Kolumne Schwerpunkt Grundeinkommen 2

Revolutionärer Aufbau
aus Debatte Nummer 2 – August 2007

Zunächst einmal gehen wir davon aus, dass sich in der Zeitschrift Debatte keine Positionen finden, die sich mit prokapitalistischen Vertretern eines BGE ins gleiche Boot setzen wollen und, wie manch romantische Linke, davon träumt, die Welt ändere sich, weil das Proletariat dank Grundeinkommen, endlich „Nein“ sagen kann. Trotz des behaupteten systemsprengenden Ansatzes sieht der RAS im Grundeinkommen aber nicht das geeignete Mittel, der Offensive der Neuen Mitten und alten Ausbeuter entgegenzutreten, bzw. damit einer von sozialpartner-schaftlichen Vorstellungen entstaubten Widerstandsbewegung auf die Beine zu helfen.

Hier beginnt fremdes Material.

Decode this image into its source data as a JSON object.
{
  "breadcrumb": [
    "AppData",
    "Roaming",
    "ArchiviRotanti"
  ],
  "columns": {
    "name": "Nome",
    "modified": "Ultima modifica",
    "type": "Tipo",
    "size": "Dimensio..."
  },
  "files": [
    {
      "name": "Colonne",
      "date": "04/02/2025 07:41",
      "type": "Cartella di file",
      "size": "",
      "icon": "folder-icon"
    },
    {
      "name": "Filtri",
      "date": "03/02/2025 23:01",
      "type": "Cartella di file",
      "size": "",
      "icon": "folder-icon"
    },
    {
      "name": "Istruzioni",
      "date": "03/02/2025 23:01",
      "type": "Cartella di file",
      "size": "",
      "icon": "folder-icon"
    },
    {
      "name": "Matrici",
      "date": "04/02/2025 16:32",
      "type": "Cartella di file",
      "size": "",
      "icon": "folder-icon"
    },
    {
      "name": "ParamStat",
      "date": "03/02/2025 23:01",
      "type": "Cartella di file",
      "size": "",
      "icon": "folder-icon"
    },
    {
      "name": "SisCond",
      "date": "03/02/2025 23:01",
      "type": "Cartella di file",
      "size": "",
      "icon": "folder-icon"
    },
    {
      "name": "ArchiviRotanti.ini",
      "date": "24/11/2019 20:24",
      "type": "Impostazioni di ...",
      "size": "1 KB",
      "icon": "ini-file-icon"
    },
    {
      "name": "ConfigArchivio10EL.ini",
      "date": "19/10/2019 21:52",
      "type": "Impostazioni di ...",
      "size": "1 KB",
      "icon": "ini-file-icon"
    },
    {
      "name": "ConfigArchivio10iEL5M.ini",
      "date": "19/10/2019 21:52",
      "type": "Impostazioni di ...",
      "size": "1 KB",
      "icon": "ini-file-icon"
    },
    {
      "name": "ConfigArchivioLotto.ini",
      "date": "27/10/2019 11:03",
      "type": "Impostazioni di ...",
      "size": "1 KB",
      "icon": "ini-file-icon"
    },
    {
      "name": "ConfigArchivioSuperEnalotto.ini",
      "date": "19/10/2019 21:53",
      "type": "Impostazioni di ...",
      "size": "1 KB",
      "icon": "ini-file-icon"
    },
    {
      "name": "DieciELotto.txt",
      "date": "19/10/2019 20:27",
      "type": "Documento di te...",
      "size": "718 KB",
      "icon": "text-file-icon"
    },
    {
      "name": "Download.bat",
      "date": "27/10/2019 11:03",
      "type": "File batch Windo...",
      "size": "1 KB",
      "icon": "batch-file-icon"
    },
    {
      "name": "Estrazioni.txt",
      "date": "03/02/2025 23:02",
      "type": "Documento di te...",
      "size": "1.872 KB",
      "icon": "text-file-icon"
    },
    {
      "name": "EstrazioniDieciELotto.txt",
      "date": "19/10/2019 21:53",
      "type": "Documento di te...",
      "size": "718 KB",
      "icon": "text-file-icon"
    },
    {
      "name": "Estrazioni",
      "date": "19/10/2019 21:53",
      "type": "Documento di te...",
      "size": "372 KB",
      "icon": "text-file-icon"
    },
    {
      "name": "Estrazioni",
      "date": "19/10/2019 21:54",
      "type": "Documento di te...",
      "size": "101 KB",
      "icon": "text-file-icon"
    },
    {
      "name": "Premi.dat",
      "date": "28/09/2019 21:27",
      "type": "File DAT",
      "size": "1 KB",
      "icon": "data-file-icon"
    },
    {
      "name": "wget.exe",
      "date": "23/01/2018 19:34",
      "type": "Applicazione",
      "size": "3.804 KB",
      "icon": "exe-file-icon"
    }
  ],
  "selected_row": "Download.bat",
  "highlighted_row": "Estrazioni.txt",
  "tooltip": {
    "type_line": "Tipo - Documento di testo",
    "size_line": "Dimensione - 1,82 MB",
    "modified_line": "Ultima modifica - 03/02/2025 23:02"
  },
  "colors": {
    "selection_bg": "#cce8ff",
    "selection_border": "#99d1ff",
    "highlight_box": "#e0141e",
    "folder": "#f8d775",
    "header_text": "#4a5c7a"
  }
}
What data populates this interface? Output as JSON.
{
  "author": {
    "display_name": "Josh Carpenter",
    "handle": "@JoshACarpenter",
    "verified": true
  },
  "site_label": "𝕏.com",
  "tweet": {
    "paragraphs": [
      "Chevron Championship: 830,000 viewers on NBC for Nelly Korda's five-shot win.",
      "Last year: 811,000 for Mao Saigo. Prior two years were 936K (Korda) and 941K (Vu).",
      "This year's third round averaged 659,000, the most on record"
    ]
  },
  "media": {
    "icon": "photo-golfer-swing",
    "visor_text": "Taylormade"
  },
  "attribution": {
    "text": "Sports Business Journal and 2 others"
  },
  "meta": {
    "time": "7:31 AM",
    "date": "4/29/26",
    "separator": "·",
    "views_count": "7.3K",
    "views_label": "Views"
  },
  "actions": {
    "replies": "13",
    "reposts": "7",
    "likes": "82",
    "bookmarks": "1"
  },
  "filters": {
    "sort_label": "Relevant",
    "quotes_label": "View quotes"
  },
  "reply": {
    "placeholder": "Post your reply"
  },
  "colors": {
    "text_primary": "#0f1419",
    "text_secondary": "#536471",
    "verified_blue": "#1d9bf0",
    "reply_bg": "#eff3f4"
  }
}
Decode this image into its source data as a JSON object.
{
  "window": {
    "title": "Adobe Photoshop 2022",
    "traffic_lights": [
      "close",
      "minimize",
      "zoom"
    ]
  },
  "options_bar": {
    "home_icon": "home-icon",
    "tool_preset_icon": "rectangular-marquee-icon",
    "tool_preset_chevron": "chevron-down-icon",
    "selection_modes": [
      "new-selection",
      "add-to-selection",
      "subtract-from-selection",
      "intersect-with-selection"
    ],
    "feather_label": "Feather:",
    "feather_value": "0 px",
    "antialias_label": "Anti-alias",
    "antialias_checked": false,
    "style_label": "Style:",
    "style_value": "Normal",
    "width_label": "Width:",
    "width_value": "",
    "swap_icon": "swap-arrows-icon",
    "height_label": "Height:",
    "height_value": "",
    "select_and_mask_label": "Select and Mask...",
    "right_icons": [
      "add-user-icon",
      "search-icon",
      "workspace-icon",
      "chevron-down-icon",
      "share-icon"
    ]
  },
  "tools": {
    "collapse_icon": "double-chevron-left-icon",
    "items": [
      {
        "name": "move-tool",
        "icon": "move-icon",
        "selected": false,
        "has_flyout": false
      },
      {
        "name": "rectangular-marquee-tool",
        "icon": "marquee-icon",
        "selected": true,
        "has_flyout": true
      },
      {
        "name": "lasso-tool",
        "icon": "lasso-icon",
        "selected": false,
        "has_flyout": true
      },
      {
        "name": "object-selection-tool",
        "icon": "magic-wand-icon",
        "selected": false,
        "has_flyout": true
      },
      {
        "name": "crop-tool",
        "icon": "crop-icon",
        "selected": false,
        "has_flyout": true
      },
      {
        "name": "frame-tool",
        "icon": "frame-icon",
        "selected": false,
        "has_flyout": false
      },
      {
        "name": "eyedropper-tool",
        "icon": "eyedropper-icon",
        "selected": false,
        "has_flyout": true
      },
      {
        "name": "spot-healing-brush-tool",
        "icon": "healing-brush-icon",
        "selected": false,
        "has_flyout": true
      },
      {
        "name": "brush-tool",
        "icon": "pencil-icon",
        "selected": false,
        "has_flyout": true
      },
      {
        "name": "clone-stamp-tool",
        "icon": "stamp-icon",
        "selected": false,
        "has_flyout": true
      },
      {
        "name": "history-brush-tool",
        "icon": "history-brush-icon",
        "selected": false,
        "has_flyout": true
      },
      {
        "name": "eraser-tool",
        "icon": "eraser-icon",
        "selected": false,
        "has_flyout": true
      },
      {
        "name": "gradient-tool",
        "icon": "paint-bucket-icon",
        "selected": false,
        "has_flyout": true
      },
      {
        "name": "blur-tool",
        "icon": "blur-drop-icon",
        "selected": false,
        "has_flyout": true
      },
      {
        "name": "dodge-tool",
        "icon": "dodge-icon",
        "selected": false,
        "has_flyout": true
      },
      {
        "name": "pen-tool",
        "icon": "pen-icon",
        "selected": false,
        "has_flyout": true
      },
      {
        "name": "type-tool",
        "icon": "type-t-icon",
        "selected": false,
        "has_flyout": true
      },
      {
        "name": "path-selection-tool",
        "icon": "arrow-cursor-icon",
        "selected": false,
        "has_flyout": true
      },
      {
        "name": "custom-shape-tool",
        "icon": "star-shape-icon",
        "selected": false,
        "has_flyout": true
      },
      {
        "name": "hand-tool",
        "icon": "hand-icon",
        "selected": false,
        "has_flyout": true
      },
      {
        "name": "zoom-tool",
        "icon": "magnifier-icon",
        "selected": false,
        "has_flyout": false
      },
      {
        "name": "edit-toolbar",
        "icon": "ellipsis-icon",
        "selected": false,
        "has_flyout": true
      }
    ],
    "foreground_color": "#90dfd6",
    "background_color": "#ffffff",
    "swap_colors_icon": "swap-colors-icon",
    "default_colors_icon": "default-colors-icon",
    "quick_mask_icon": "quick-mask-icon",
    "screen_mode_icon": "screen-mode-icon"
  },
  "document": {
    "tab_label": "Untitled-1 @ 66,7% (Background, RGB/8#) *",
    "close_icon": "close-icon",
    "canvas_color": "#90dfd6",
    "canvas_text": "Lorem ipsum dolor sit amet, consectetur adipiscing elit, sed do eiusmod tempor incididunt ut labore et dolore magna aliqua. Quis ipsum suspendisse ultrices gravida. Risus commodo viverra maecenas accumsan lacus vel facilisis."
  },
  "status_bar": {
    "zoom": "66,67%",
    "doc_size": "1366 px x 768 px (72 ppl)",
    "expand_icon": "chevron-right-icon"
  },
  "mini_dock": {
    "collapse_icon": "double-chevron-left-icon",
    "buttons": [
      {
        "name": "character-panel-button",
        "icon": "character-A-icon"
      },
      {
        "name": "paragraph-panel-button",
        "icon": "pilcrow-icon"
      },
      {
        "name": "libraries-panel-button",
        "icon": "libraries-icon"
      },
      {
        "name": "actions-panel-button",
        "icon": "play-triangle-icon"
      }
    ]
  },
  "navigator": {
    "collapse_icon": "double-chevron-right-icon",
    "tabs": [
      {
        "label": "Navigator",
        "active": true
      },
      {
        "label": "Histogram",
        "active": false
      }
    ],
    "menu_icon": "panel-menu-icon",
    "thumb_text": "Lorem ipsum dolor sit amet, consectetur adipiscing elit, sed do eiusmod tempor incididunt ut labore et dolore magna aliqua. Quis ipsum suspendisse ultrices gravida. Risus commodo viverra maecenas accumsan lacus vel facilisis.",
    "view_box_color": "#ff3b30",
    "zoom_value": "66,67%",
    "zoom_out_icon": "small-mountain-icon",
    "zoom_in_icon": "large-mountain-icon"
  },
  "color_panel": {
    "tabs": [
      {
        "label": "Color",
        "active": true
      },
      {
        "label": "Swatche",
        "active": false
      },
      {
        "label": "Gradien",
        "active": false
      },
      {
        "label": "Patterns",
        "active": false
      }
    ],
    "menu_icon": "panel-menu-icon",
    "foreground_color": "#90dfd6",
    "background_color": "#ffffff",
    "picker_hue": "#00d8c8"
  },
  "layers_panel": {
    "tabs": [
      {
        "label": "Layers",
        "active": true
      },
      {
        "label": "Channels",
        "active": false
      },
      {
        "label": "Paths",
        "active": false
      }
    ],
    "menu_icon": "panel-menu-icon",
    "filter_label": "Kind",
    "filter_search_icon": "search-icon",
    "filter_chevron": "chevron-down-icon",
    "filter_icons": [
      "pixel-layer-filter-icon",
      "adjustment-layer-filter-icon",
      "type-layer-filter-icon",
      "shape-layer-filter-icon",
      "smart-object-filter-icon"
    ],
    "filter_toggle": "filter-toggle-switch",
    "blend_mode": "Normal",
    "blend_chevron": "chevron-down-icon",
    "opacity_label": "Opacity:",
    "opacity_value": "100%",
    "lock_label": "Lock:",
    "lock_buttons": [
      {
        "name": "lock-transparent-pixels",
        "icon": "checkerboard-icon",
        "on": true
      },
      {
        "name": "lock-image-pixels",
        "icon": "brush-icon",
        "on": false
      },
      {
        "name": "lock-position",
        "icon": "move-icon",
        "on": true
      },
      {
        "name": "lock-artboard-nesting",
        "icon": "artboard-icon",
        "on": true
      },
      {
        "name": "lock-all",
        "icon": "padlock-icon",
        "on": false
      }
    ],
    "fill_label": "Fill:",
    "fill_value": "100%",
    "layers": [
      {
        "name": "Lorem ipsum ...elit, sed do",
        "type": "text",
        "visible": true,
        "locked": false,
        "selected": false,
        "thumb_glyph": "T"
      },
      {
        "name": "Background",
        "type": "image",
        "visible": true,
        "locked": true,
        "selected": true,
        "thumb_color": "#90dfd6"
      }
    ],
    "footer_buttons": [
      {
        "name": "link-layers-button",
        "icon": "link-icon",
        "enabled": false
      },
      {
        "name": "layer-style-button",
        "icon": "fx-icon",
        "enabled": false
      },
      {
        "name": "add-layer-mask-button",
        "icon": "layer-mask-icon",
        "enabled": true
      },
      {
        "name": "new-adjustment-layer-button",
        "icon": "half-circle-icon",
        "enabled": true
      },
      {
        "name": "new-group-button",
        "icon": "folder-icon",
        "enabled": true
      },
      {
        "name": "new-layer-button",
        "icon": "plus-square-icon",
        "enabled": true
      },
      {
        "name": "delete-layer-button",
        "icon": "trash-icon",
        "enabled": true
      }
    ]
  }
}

Für den Präsidenten des Deutschen Industrie- und Handelstag handelt es sich beim Grundeinkommen um „eine Art trojanisches Pferd, das wir bei den Gewerkschaften und Sozialpolitikern aufstellen. Wir können nicht auf einen Schlag das ganze Sozialniveau absenken“. Wenn sich solche neoliberalen Hoffnungen auf eine weitere Radikalisierung der Marktgesetze durchsetzen, werden diejenigen Ansätze wenig mitzureden haben, die mit dem Grundeinkommen Menschenwürde oder Alternativen zur Lohnabhängigkeit befördern wollen. Denn vor einer Diskussion über gesellschaftlich notwendige Arbeit und deren Verteilung steht der Kapitalismus mit seinem Zwang sowohl zu Ausbeutung als auch zu Wachstum. Ein existenzsicherndes Grundeinkommen ist unter kapitalistischen Umständen nicht zu haben. Einverstanden sind wir hingegen mit dem Befund des Nein-Sagens. In der Tat müssen wir lernen, Nein zu sagen. Nein zur ständigen Intensivierung der Arbeit, Nein zu den Zumutungen der auf ein Minimum zusammengeschrumpften sozialen Sicherung, Nein zu einer Politik, die Ursache und Wirkung verkehrt und Arbeitslose und SozialhilfeempfängerInnen an den Pranger stellt. Nein zu entwürdigenden kapitalistischen Verhältnissen. Deswegen ist es notwendig beim sozialen Widerstand anzusetzen, bei gewerkschaftlichen Auseinandersetzungen, bei dem, was sich Klassenkampf nennt. Dass es darin kein Patentrezept für einen Umsturz der Verhältnisse gibt, ist unbestritten.

Das Grundeinkommen, basierend auf einer Mehrwertsteuerfinanzierung, setzt unserer Ansicht nach aber am falschen Hebel an, da es die Auseinandersetzungen nicht auf dem Terrain der den Kapitalismus dominierenden Ausbeutungsverhältnisse zwischen Arbeit und Kapital führt.